Finalmente, la disposición de templos y de santuarios, su orientación y el emplazamiento de los núcleos de acceso, se acordaban de manera que permitieran la entrada de la primera o la última luz solar, una fecha señalada -casi siempre coincidiendo con los solsticios o los equinocios-, hasta un punto destacado del edificio (una tumba o un altar principal).
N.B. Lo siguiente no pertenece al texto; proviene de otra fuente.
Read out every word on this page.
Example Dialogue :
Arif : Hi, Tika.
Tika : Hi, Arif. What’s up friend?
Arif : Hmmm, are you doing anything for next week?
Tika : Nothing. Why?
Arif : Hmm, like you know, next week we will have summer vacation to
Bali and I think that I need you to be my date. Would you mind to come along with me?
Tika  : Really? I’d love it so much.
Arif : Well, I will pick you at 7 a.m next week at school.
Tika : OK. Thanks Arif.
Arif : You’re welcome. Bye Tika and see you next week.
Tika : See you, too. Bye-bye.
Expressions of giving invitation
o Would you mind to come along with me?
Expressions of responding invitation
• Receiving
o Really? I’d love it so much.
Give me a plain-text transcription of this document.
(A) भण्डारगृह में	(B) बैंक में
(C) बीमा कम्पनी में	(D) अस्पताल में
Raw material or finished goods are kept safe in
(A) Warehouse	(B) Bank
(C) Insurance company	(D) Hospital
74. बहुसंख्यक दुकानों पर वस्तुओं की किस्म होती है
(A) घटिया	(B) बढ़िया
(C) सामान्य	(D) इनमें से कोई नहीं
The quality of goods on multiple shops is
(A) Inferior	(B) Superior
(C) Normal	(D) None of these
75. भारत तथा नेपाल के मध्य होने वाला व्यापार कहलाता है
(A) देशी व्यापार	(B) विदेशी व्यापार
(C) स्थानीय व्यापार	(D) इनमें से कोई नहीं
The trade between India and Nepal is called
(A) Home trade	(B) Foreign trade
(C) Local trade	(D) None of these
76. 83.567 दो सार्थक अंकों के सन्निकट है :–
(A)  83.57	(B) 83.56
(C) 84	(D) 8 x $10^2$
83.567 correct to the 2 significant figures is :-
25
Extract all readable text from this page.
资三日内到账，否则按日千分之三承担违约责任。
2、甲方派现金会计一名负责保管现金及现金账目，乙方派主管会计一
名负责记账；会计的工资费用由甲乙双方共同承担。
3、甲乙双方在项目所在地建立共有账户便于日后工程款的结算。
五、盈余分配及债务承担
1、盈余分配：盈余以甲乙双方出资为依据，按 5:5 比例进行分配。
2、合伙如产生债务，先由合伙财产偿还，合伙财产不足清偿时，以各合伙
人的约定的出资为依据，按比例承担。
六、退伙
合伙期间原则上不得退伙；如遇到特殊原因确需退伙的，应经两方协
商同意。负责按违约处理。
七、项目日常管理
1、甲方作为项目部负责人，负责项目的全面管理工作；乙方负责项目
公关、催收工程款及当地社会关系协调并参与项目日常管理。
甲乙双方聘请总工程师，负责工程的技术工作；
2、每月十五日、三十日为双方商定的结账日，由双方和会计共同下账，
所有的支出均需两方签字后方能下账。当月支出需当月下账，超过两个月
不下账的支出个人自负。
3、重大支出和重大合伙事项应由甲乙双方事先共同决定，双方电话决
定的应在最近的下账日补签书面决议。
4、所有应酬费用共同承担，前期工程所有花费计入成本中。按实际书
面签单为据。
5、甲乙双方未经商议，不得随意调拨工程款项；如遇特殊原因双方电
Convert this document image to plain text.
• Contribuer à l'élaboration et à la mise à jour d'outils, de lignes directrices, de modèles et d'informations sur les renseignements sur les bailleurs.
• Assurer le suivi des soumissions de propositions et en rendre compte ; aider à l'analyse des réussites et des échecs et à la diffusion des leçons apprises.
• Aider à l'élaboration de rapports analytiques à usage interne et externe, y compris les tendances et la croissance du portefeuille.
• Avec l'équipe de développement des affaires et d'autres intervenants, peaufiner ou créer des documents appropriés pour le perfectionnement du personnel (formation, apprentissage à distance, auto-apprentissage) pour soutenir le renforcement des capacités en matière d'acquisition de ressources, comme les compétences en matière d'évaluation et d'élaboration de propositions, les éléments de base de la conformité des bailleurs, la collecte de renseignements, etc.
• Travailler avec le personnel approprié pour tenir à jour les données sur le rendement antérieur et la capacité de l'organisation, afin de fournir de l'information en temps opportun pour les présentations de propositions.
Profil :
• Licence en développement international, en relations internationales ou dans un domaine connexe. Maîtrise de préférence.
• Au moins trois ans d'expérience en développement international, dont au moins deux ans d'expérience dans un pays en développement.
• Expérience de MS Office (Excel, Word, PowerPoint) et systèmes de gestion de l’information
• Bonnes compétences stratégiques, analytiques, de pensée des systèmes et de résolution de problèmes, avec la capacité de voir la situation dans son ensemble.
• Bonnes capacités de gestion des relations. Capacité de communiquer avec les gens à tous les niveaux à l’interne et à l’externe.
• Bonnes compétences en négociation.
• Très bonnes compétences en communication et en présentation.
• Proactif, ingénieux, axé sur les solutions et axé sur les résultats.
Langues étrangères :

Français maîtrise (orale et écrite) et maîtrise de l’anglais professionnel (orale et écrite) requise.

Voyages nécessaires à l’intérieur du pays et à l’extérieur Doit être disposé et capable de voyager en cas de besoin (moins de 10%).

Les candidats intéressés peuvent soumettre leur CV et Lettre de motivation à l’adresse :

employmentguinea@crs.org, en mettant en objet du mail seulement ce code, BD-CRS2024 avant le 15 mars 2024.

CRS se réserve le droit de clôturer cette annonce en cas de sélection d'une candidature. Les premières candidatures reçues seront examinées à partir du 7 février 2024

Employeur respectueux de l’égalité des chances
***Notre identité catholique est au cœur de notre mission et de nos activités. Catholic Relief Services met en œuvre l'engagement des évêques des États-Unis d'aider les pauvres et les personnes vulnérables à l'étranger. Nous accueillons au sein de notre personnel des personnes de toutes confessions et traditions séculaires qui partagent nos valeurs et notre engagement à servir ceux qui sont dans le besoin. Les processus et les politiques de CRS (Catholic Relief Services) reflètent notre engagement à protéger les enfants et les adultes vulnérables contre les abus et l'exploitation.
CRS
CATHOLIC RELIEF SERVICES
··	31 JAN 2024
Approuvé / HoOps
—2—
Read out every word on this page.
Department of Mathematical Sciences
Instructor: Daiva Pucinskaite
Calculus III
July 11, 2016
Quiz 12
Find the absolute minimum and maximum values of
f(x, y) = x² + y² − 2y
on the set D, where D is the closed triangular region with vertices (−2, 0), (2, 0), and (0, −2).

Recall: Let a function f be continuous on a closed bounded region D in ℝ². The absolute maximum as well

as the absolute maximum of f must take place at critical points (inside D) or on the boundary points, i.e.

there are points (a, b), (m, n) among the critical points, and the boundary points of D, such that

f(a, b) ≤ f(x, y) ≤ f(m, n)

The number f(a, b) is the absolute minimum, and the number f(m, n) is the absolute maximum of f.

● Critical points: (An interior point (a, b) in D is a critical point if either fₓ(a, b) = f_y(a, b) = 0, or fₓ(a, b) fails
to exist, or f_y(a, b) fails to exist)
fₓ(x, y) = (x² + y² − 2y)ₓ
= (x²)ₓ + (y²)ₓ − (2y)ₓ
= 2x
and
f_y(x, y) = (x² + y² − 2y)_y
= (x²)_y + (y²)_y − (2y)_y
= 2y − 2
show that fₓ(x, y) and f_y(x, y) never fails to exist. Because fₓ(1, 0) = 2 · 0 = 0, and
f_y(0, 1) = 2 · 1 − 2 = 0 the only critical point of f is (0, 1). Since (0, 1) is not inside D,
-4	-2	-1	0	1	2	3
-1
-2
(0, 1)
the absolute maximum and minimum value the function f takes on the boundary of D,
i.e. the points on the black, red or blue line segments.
De este modo, se sabía que cuando la luz lo alcanzaba, la hora de emprender determinadas tareas (casi siempre agrícolas), de cuya correcta realización la vida o la supervivencia de una comunidad dependía, había llegado .
Así, por ejemplo, en el norte de Bulgaria, se piensa que la disposición de los numerosos túmulos funerarios repite la planimetría celestial un día y un año señalados, que conmemora, posiblemente, un hecho destacable (una victoria, una llegada al poder, una coronación, un enterramiento) -una relación entre el plano del cielo el día de la fundación de una urbe y la planimetría de ésta demostrable en el caso de las ciudades mayas o, más recientemente, de Bagdad, cuya planta originaria circular, en la que destaca el emplazamiento de determinados edificios religiosos y públicos, reproducía la planta del cielo el alba del 6 de octubre del 808, como se ha descubierto recientemente-.
La ordenación del espacio, la construcción de edificios y ciudades, entonces, pauta el tiempo y el espacio. Hasta entonces, antes del primer gesto fundaciónal, tiempo y espacio estaban indivisos. La vida no podía instalarse. El espacio estaba vacío, y el reloj de la historia no se había puesto en marcha.
Gracias al primer gesto fundacional, la primera construcción (de los dioses Enki, en Mesopotamia, Apolo, en Grecia, Jano en Roma -gestos que los hombres de los tiempos venideros, tiempos ya históricos o humanos, repitieron a fin de asegurar el buen funcionamiento del cosmos-) espacio y tiempo fueron mesurados, regulados. La vida iba a desarrollarse cíclicamente. El curso de ésta podía iniciarse. El mundo terrenal, marcado por límites eespacio-temporales, se definía.
El gesto fundacional del arquitecto, entonces, crea el mundo habitable. Organiza el tiempo y el espacio: instaura las coordenadas gracias a las cuales la rueda de la historia se pone en funcionamiento. Hacer arquitectura, pues, es un remedo, una repetición, una reactualización de la creación del mundo, cuando los dioses, jugando o no, echaron los dados que, desde entonces, no han dejado de dar tumbos.
La arquitectura no requiere las coordenadas del tiempo y del espacio para encarnarse. Antes bien, crea dichas coordenadas o categorías fundacionales. El mundo fué determinado por un arquitecto, originado un dios-arquitecto, cuyo primer gesto alumbró el espacio y el tiempo. Delimitó y pautó. Asignó un lugar a cada especie: los emplazó. Pasaron siete días.
Cuando la historia finalice, ya no necesitaremos arquitectura. Nada nos será necesario.